During the meeting with Sánchez, the two leaders discussed the challenges "posed by the war in the heart of Europe," said Foreign Minister Santiago Cafiero in a social media post, referring to Russia’s invasion of Ukraine.
"President Fernández expressed our country's vocation to be a stable supplier of food and energy at this time of such uncertainty," Cafiero added in a video message.
The Ukraine war has contributed to higher food and energy prices across the world, particularly gas, which Russia is one of the world's main producers of.
In addition, many European nations want to free themselves from dependence on Russian gas for political reasons.
The construction of a massive new gas pipeline running from the Vaca Muerta shale formation in Patagonia "will generate energy self-sufficiency for Argentina" and open up possibilities "to become a natural exporter of liquefied natural gas," Cafiero added.
Taking into account that Spain has six liquefied natural gas (LNG) regasification terminals – more than any other European country – Argentina’s foreign minister talked up the possibility of "an agreement between both countries to be able to advance in this provision of liquefied natural gas for the whole of Europe."
For its part, the Spanish government recognised, in a communiqué issued after the meeting, that “Argentina is one of the world's major food producers, as well as possessing an important energy export potential (gas, liquefied natural gas and oil).'
Argentina’s gas production capabilities are growing thanks to the development of the Vaca Muerta formation, but it has yet to reach self-sufficiency and must import gas from Bolivia (in 2021, as much as 12 million cubic metres per day) and LNG.
Argentina’s government expects the first stage of construction of the Néstor Kirchner gas pipeline to be completed in 2024.

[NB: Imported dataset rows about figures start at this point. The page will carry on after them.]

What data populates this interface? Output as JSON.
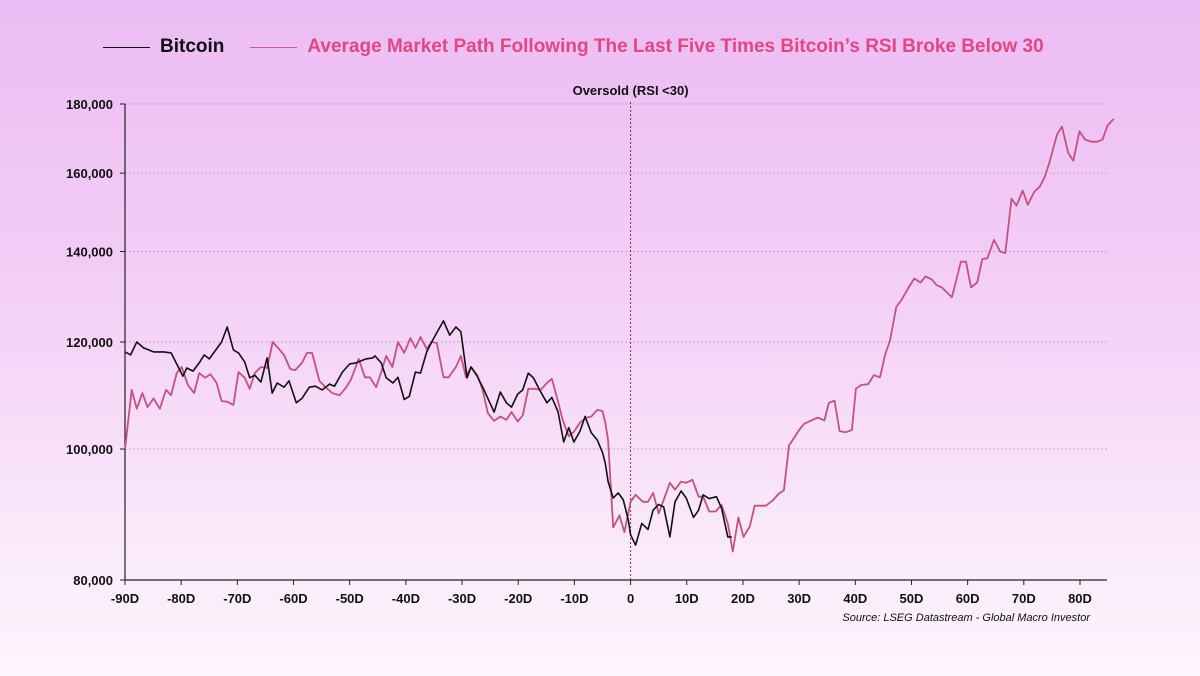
{
  "chart_data": {
    "type": "line",
    "title": "",
    "annotation": "Oversold (RSI <30)",
    "annotation_x": 0,
    "source": "Source: LSEG Datastream - Global Macro Investor",
    "xlabel": "",
    "ylabel": "",
    "xlim": [
      -90,
      87
    ],
    "ylim": [
      80000,
      180000
    ],
    "yscale": "log",
    "grid": "horizontal dotted",
    "legend_placement": "top",
    "x_ticks": [
      -90,
      -80,
      -70,
      -60,
      -50,
      -40,
      -30,
      -20,
      -10,
      0,
      10,
      20,
      30,
      40,
      50,
      60,
      70,
      80
    ],
    "x_tick_labels": [
      "-90D",
      "-80D",
      "-70D",
      "-60D",
      "-50D",
      "-40D",
      "-30D",
      "-20D",
      "-10D",
      "0",
      "10D",
      "20D",
      "30D",
      "40D",
      "50D",
      "60D",
      "70D",
      "80D"
    ],
    "y_ticks": [
      80000,
      100000,
      120000,
      140000,
      160000,
      180000
    ],
    "y_tick_labels": [
      "80,000",
      "100,000",
      "120,000",
      "140,000",
      "160,000",
      "180,000"
    ],
    "colors": {
      "bitcoin": "#111111",
      "average": "#c4527f",
      "average_text": "#e0487f"
    },
    "series": [
      {
        "name": "Bitcoin",
        "points": [
          [
            -90,
            118000
          ],
          [
            -89,
            117400
          ],
          [
            -87.9,
            120000
          ],
          [
            -86.7,
            118800
          ],
          [
            -84.9,
            118000
          ],
          [
            -83.1,
            118000
          ],
          [
            -81.8,
            117800
          ],
          [
            -79.7,
            113200
          ],
          [
            -79,
            114800
          ],
          [
            -77.9,
            114200
          ],
          [
            -76.8,
            115800
          ],
          [
            -75.9,
            117400
          ],
          [
            -75,
            116600
          ],
          [
            -72.8,
            120000
          ],
          [
            -71.8,
            123100
          ],
          [
            -70.7,
            118400
          ],
          [
            -69.8,
            117800
          ],
          [
            -68.7,
            116000
          ],
          [
            -67.8,
            112900
          ],
          [
            -66.9,
            113400
          ],
          [
            -65.8,
            112100
          ],
          [
            -64.7,
            116800
          ],
          [
            -63.8,
            110000
          ],
          [
            -62.9,
            111900
          ],
          [
            -61.7,
            111100
          ],
          [
            -60.8,
            112300
          ],
          [
            -59.5,
            108200
          ],
          [
            -58.5,
            109000
          ],
          [
            -57.2,
            111100
          ],
          [
            -56.1,
            111300
          ],
          [
            -54.9,
            110600
          ],
          [
            -53.6,
            111700
          ],
          [
            -52.7,
            111300
          ],
          [
            -51.3,
            114000
          ],
          [
            -50,
            115600
          ],
          [
            -48.9,
            115800
          ],
          [
            -47.1,
            116600
          ],
          [
            -45.9,
            116800
          ],
          [
            -45.5,
            117200
          ],
          [
            -44.4,
            115800
          ],
          [
            -43.5,
            112900
          ],
          [
            -42.3,
            111900
          ],
          [
            -41.4,
            113000
          ],
          [
            -40.3,
            108800
          ],
          [
            -39.4,
            109400
          ],
          [
            -38.3,
            114000
          ],
          [
            -37.4,
            113800
          ],
          [
            -36.3,
            118000
          ],
          [
            -35.4,
            120000
          ],
          [
            -34.4,
            122100
          ],
          [
            -33.3,
            124400
          ],
          [
            -32.2,
            121400
          ],
          [
            -31.1,
            123100
          ],
          [
            -30.2,
            122100
          ],
          [
            -29.1,
            112900
          ],
          [
            -28.4,
            115000
          ],
          [
            -27.3,
            113200
          ],
          [
            -26.1,
            110600
          ],
          [
            -24.3,
            106500
          ],
          [
            -23.2,
            110200
          ],
          [
            -22.1,
            108200
          ],
          [
            -21.2,
            107400
          ],
          [
            -20.1,
            109800
          ],
          [
            -19.2,
            110600
          ],
          [
            -18.2,
            113800
          ],
          [
            -17.3,
            112900
          ],
          [
            -16.2,
            110600
          ],
          [
            -14.9,
            108200
          ],
          [
            -14,
            109200
          ],
          [
            -12.9,
            106500
          ],
          [
            -11.9,
            101200
          ],
          [
            -11,
            103700
          ],
          [
            -10.1,
            101200
          ],
          [
            -9,
            103100
          ],
          [
            -8.1,
            105700
          ],
          [
            -7,
            102800
          ],
          [
            -5.9,
            101500
          ],
          [
            -5,
            99400
          ],
          [
            -4.5,
            97600
          ],
          [
            -4,
            94600
          ],
          [
            -3.1,
            92000
          ],
          [
            -2.2,
            92800
          ],
          [
            -1.3,
            91700
          ],
          [
            -0.4,
            88600
          ],
          [
            0,
            86400
          ],
          [
            0.9,
            84900
          ],
          [
            2,
            88100
          ],
          [
            3.1,
            87200
          ],
          [
            4,
            90100
          ],
          [
            5,
            91000
          ],
          [
            5.9,
            90600
          ],
          [
            7,
            86100
          ],
          [
            7.9,
            91400
          ],
          [
            9,
            93100
          ],
          [
            9.9,
            92000
          ],
          [
            11.2,
            89000
          ],
          [
            12.1,
            90100
          ],
          [
            12.9,
            92500
          ],
          [
            14,
            91900
          ],
          [
            15.3,
            92200
          ],
          [
            16.2,
            90400
          ],
          [
            17.3,
            86100
          ],
          [
            18,
            86100
          ]
        ]
      },
      {
        "name": "Average Market Path Following The Last Five Times Bitcoin’s RSI Broke Below 30",
        "points": [
          [
            -90,
            100000
          ],
          [
            -88.8,
            110600
          ],
          [
            -87.9,
            107100
          ],
          [
            -86.9,
            110000
          ],
          [
            -86,
            107400
          ],
          [
            -84.9,
            109000
          ],
          [
            -83.8,
            107100
          ],
          [
            -82.7,
            110600
          ],
          [
            -81.8,
            109600
          ],
          [
            -80.8,
            113800
          ],
          [
            -79.9,
            115000
          ],
          [
            -78.8,
            111500
          ],
          [
            -77.7,
            110000
          ],
          [
            -76.8,
            113800
          ],
          [
            -75.7,
            112900
          ],
          [
            -74.8,
            113600
          ],
          [
            -73.7,
            111900
          ],
          [
            -72.8,
            108500
          ],
          [
            -71.8,
            108400
          ],
          [
            -70.7,
            107800
          ],
          [
            -69.8,
            114000
          ],
          [
            -68.7,
            112900
          ],
          [
            -67.8,
            110800
          ],
          [
            -66.9,
            113800
          ],
          [
            -65.8,
            115000
          ],
          [
            -64.7,
            114800
          ],
          [
            -63.7,
            120000
          ],
          [
            -62.6,
            118600
          ],
          [
            -61.7,
            117400
          ],
          [
            -60.6,
            114600
          ],
          [
            -59.7,
            114400
          ],
          [
            -58.5,
            115800
          ],
          [
            -57.6,
            117800
          ],
          [
            -56.7,
            117800
          ],
          [
            -55.4,
            112300
          ],
          [
            -54.3,
            111100
          ],
          [
            -53.1,
            110000
          ],
          [
            -51.8,
            109600
          ],
          [
            -50.7,
            111000
          ],
          [
            -49.8,
            112500
          ],
          [
            -48.4,
            116600
          ],
          [
            -47.3,
            113000
          ],
          [
            -46.4,
            113000
          ],
          [
            -45.3,
            111100
          ],
          [
            -44.4,
            114000
          ],
          [
            -43.5,
            117200
          ],
          [
            -42.4,
            115000
          ],
          [
            -41.4,
            120000
          ],
          [
            -40.3,
            117800
          ],
          [
            -39.2,
            120800
          ],
          [
            -38.3,
            118800
          ],
          [
            -37.4,
            121000
          ],
          [
            -36.3,
            118600
          ],
          [
            -35.4,
            120000
          ],
          [
            -34.5,
            119800
          ],
          [
            -33.3,
            113000
          ],
          [
            -32.4,
            113000
          ],
          [
            -31.1,
            115000
          ],
          [
            -30.2,
            117200
          ],
          [
            -29.3,
            113000
          ],
          [
            -28.4,
            115000
          ],
          [
            -27.3,
            113400
          ],
          [
            -26.4,
            110800
          ],
          [
            -25.4,
            106300
          ],
          [
            -24.3,
            104900
          ],
          [
            -23.2,
            105700
          ],
          [
            -22.1,
            105100
          ],
          [
            -21.2,
            106500
          ],
          [
            -20.1,
            104800
          ],
          [
            -19.2,
            105900
          ],
          [
            -18.2,
            110800
          ],
          [
            -17.1,
            110800
          ],
          [
            -16,
            110600
          ],
          [
            -14.9,
            111900
          ],
          [
            -14,
            112700
          ],
          [
            -12.9,
            108400
          ],
          [
            -12.1,
            105100
          ],
          [
            -11,
            102200
          ],
          [
            -10.1,
            103000
          ],
          [
            -9,
            104600
          ],
          [
            -7.9,
            105500
          ],
          [
            -7,
            105700
          ],
          [
            -5.9,
            106900
          ],
          [
            -5,
            106700
          ],
          [
            -4.5,
            104600
          ],
          [
            -4,
            101500
          ],
          [
            -3.1,
            87500
          ],
          [
            -2,
            89300
          ],
          [
            -1.1,
            86800
          ],
          [
            0,
            91400
          ],
          [
            0.9,
            92500
          ],
          [
            2.2,
            91400
          ],
          [
            3.1,
            91400
          ],
          [
            4,
            92800
          ],
          [
            5,
            89600
          ],
          [
            5.9,
            91700
          ],
          [
            7,
            94400
          ],
          [
            7.9,
            93300
          ],
          [
            9,
            94600
          ],
          [
            9.9,
            94400
          ],
          [
            11,
            94900
          ],
          [
            12.1,
            92200
          ],
          [
            12.9,
            92200
          ],
          [
            14,
            89900
          ],
          [
            15.1,
            89900
          ],
          [
            16.2,
            90900
          ],
          [
            17.3,
            88100
          ],
          [
            18.2,
            84000
          ],
          [
            19.2,
            89000
          ],
          [
            20.1,
            86100
          ],
          [
            21.2,
            87600
          ],
          [
            22.1,
            90800
          ],
          [
            24.1,
            90800
          ],
          [
            25.4,
            91700
          ],
          [
            26.4,
            92700
          ],
          [
            27.3,
            93200
          ],
          [
            28.2,
            100600
          ],
          [
            29.1,
            101900
          ],
          [
            30,
            103300
          ],
          [
            30.9,
            104400
          ],
          [
            32.2,
            105000
          ],
          [
            33.3,
            105500
          ],
          [
            34.5,
            105000
          ],
          [
            35.3,
            108200
          ],
          [
            36.3,
            108600
          ],
          [
            37.2,
            103100
          ],
          [
            38.3,
            102900
          ],
          [
            39.4,
            103300
          ],
          [
            40.1,
            110800
          ],
          [
            41,
            111500
          ],
          [
            42.3,
            111700
          ],
          [
            43.3,
            113400
          ],
          [
            44.4,
            113000
          ],
          [
            45.3,
            117400
          ],
          [
            46.2,
            120400
          ],
          [
            47.3,
            127400
          ],
          [
            48.2,
            128900
          ],
          [
            49.5,
            131700
          ],
          [
            50.5,
            133700
          ],
          [
            51.6,
            132800
          ],
          [
            52.5,
            134200
          ],
          [
            53.6,
            133500
          ],
          [
            54.5,
            132200
          ],
          [
            55.4,
            131700
          ],
          [
            57.2,
            129500
          ],
          [
            58.8,
            137600
          ],
          [
            59.7,
            137600
          ],
          [
            60.6,
            131700
          ],
          [
            61.7,
            132800
          ],
          [
            62.6,
            138200
          ],
          [
            63.5,
            138400
          ],
          [
            64.7,
            142800
          ],
          [
            65.8,
            140000
          ],
          [
            66.7,
            139600
          ],
          [
            67.8,
            153200
          ],
          [
            68.7,
            151400
          ],
          [
            69.8,
            155300
          ],
          [
            70.7,
            151600
          ],
          [
            71.9,
            155100
          ],
          [
            72.8,
            156300
          ],
          [
            73.7,
            158900
          ],
          [
            74.6,
            163200
          ],
          [
            75.9,
            170900
          ],
          [
            76.8,
            173200
          ],
          [
            77.9,
            165600
          ],
          [
            78.8,
            163400
          ],
          [
            79.9,
            171800
          ],
          [
            80.9,
            169400
          ],
          [
            82,
            168800
          ],
          [
            83.1,
            168800
          ],
          [
            84,
            169400
          ],
          [
            84.9,
            173500
          ],
          [
            86,
            175500
          ]
        ]
      }
    ]
  },
  "legend": {
    "bitcoin_label": "Bitcoin",
    "average_label": "Average Market Path Following The Last Five Times Bitcoin’s RSI Broke Below 30"
  }
}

The Vaca Muerta basin extends over 30,000 square kilometres in Patagonia, southwest Argentina, and is considered to be the world's second-largest shale gas reserve and the fourth-largest shale oil reserve.

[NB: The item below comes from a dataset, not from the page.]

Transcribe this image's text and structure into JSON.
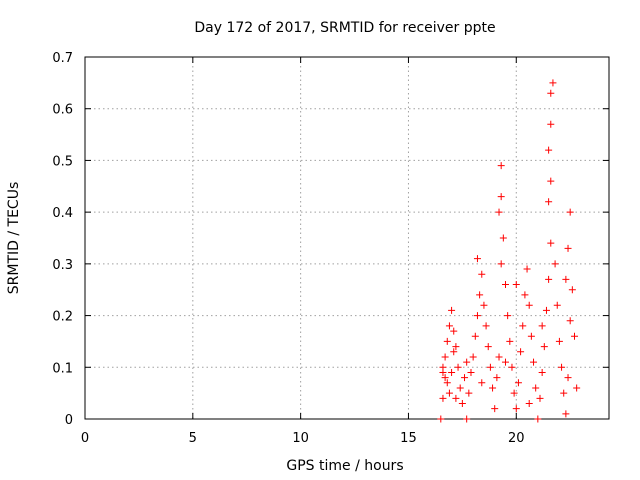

Fernández, who was due to meet Spanish King Felipe IV later Tuesday evening, also discussed inflation, the restructuring of Argentina's debt with the International Monetary Fund (IMF) and the war in Ukraine with Prime Minister Sánchez.
Government officials described the talks as “very cordial” and said that both leaders were concerned with the impact of the Ukraine war on prices and food security.

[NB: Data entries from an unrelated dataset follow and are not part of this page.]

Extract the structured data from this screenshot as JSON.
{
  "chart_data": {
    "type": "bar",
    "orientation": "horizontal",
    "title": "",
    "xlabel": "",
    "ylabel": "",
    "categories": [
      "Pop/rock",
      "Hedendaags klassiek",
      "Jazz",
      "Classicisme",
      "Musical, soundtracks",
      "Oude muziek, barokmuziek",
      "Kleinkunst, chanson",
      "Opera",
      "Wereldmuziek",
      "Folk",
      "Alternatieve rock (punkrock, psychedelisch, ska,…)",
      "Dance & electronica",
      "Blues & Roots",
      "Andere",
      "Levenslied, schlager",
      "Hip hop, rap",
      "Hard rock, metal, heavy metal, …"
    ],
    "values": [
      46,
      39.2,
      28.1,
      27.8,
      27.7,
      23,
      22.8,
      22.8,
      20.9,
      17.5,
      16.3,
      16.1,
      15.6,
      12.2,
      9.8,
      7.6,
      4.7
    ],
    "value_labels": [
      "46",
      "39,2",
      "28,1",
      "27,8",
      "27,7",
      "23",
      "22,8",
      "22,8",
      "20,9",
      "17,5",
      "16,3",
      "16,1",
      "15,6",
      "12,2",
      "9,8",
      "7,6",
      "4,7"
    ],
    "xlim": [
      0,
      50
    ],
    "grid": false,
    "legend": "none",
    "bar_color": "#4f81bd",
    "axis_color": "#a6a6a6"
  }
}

Fernández also thanked his counterpart for his support for Argentina’s debt restructuring process with the IMF, while Sánchez congratulated his peer for having successfully concluded the negotiations.
"Spain was an important player, it helped to make European countries aware of Argentina's need to reach a good agreement," Cafiero emphasised in comments made to reporters at the country’s Embassy in Madrid.
In addition, Fernández told Sánchez about Argentina's economic situation and affirmed that the country "is growing" and "there are good prospects for this year while the world is expecting a recession," said the foreign minister.